Es el mismo silencio que se impuso en España tras la guerra civil. Nadie quiso hablar dentro del país. Hasta cierto modo se puede comprender: ganó quien ganó y el ejército que se había levantado en armas comenzó a construir un Estado a imagen y semejanza de la disciplina militar al uso y de los intereses que lo acompañaban, por encima incluso de los ideales con que algunos pretendieron legitimar el alzamiento y que de inmediato quedaron colgados como hábitos apenas decorativos. Es un silencio que se ha mantenido y que llega hasta hoy, incluso hay quien lo sigue reclamando para no abrir heridas, como si el silencio no las abriera.

Al contrario que en España, en 1945 quedaron derrotados el nazismo y el fascismo. Fue evidente el daño que podían causar los discursos falaces, llenos de prejuicios y tergiversaciones. Y sin embargo hubo una intrahistoria de silencio generalizado, producto tal vez de la culpa, del desasosiego ante la cotidianidad del mal o de la impotencia ante el mundo que ya resultaba imposible de cambiar, como si todas aquellas utopías de antes de la guerra quedasen ya del todo invalidadas y lo que se imponía era el posibilismo como única fórmula colectiva. Hasta la URSS se avino a respetar en Yalta el orden de un mundo que dejaba atrás sueños y discursos emancipadores, aun cuando los mantuviera como meros decorados en celebraciones de uso interno.

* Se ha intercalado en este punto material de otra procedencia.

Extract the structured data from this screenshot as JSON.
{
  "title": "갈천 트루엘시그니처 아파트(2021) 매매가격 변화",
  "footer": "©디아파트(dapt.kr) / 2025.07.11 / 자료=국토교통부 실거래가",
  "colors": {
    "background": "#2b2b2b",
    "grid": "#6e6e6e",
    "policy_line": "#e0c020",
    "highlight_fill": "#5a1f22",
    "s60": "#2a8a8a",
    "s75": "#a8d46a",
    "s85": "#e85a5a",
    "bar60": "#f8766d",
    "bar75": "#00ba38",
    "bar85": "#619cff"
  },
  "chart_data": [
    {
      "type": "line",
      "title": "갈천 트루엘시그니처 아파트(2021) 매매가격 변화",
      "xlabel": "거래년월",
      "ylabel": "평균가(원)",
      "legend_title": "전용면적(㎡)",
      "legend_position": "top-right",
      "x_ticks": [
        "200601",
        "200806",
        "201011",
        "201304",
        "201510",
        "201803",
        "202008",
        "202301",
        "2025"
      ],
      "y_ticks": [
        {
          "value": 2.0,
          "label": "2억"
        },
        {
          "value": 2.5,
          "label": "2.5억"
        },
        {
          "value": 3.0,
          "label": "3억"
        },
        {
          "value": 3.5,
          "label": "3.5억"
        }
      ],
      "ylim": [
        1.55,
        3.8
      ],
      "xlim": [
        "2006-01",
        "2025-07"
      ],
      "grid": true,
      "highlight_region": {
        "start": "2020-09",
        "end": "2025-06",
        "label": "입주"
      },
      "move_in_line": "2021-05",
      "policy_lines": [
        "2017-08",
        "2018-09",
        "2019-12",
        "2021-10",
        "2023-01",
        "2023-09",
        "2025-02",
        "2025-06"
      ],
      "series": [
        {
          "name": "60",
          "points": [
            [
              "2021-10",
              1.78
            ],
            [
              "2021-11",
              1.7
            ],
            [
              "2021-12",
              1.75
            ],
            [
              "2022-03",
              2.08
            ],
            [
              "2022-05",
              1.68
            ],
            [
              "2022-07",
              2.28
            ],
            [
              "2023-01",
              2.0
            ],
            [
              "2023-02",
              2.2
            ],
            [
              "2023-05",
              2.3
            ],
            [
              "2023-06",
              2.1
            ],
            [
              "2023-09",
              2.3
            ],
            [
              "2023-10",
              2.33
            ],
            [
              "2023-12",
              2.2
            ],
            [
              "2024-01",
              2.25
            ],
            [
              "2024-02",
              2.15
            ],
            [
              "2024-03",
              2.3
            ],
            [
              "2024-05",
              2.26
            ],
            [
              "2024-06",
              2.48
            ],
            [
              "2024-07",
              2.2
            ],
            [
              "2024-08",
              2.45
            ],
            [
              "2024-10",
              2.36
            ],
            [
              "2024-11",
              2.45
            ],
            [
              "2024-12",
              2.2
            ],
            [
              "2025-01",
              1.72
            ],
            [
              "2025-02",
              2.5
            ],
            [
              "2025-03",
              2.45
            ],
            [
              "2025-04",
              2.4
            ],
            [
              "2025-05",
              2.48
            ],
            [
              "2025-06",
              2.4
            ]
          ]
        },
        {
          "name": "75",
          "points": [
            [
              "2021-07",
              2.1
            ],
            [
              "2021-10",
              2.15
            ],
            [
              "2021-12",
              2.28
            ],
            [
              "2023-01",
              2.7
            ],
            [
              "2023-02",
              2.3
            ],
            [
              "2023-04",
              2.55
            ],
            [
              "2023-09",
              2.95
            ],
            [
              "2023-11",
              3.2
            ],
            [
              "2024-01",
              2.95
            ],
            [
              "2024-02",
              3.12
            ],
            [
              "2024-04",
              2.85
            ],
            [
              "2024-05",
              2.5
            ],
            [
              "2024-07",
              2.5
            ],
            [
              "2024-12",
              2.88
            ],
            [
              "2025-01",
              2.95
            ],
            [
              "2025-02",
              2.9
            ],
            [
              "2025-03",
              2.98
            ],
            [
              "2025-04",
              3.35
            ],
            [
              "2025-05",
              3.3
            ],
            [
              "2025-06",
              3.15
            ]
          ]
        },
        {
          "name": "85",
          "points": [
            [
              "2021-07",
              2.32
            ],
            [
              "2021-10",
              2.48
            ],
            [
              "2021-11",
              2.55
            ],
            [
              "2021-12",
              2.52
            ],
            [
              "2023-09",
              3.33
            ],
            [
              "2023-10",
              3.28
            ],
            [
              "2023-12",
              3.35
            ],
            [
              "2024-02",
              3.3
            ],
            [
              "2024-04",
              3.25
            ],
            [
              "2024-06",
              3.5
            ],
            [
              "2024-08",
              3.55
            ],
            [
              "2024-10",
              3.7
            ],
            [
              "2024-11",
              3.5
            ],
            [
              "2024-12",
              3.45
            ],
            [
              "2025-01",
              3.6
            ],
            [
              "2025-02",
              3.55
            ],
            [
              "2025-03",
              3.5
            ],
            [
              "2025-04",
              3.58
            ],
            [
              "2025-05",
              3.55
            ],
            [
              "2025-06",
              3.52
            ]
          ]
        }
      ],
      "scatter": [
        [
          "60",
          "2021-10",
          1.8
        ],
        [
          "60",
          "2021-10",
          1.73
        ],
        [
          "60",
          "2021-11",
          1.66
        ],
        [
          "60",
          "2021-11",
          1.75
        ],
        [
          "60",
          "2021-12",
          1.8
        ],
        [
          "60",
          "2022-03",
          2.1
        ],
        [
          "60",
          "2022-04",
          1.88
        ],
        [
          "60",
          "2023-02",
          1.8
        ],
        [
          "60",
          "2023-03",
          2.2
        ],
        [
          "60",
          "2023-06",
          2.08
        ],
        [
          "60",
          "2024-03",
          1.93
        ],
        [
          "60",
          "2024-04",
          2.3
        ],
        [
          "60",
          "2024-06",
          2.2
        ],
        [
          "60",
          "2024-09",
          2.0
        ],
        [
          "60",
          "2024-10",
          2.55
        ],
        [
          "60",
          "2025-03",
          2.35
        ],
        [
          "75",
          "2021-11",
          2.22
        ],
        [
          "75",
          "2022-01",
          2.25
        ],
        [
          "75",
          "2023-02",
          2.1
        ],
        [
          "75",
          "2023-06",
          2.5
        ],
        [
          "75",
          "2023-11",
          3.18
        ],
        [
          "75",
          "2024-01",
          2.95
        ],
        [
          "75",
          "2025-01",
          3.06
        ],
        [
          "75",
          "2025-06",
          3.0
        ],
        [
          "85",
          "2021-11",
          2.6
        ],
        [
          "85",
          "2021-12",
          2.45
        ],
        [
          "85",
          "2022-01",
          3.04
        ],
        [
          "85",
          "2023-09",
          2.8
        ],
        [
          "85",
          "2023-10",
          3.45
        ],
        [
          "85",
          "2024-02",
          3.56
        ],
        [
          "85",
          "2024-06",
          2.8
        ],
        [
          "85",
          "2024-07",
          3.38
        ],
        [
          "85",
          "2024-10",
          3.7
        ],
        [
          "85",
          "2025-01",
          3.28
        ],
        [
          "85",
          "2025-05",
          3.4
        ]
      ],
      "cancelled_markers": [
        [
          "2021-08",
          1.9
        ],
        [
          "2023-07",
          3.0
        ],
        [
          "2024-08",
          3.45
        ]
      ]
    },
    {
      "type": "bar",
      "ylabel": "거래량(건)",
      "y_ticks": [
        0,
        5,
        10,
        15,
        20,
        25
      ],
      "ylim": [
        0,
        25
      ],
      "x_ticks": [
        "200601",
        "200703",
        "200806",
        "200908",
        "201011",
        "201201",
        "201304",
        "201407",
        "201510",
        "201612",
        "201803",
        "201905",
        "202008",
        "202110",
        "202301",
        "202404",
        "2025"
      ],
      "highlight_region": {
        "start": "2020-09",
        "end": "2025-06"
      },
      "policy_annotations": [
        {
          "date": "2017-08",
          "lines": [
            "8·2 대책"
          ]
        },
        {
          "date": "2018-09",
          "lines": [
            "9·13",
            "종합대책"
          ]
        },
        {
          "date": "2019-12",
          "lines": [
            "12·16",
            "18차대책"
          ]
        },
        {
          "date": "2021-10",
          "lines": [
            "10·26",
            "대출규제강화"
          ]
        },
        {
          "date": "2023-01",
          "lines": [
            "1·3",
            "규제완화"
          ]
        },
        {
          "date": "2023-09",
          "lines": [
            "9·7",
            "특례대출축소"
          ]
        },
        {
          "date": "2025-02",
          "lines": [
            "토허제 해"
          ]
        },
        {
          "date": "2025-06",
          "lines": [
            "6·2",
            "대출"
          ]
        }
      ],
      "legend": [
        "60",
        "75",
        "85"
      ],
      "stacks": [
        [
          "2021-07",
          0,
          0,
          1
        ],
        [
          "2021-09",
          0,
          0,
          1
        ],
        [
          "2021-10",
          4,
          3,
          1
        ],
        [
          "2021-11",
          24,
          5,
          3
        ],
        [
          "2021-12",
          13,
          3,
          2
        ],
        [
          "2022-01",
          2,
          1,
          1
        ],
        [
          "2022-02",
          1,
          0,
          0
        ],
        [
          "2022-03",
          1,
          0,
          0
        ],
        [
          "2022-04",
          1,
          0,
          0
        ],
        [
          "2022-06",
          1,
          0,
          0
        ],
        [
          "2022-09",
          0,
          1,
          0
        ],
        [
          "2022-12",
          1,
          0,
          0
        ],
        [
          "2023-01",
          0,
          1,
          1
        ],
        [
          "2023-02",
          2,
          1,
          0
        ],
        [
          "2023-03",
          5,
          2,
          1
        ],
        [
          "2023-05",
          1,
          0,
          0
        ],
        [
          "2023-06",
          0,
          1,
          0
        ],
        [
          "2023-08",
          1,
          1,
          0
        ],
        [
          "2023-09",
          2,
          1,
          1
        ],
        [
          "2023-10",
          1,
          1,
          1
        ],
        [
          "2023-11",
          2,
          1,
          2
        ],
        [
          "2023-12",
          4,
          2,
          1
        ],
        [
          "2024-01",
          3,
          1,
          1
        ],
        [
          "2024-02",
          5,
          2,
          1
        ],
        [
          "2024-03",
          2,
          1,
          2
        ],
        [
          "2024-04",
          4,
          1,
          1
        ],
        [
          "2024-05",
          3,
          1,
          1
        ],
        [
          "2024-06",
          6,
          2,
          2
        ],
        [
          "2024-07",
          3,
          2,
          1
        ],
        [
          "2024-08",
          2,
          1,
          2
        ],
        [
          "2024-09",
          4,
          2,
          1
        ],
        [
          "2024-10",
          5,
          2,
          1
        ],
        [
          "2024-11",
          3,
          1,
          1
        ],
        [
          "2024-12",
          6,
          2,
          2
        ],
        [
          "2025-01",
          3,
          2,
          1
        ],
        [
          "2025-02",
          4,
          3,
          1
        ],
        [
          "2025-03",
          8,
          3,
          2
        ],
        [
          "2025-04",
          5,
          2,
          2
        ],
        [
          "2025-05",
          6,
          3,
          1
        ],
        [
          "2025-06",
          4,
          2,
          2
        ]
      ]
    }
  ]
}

En 2017 el director húngaro Ferenc Török realizaba una película, 1945, en la que de un modo en apariencia sencillo, lineal y casi como un western clásico muestra la reacción de un pequeño pueblo ante la llegada matutina de dos judíos una tórrida mañana de agosto del año en cuestión. Nadie sabe a qué llegan. Pero su presencia incomoda a todos y les remite a lo ocurrido unos años antes, cuando en aquella población hubo una comunidad judía diezmada por el nazismo. Vamos conociendo una historia terrible a través de las conversaciones entre los vecinos que pasan de puntillas por los acontecimientos, pero que se aprecian en toda su crudeza. Los dos judíos marchan unas horas después, toman un tren que les lleva de vuelta no sabemos a dónde, no hay en su presencia en el lugar ninguna intencionalidad respecto al pueblo, pero han despertado un malestar inmenso, un sentimiento de culpa, un desasosiego insoportable.

Quizá la clave es todo aquello que no se cuenta, de lo que no se habla, que no dice ni se contempla. Por eso se van repitiendo una y otra vez los mismos males, los mismos genocidios, las mismas opresiones. Imagino que habrá a lo largo del año algún acto recordatorio de aquel año, del fin de la guerra y de los nuevos tiempos que se anunciaban. Mientras, se levantan nuevos muros y se extienden nuevos prejuicios que en realidad son el mismo prejuicio porque puede que la historia no sea lineal, sino dar vueltas sin remedio alrededor de un punto fijo.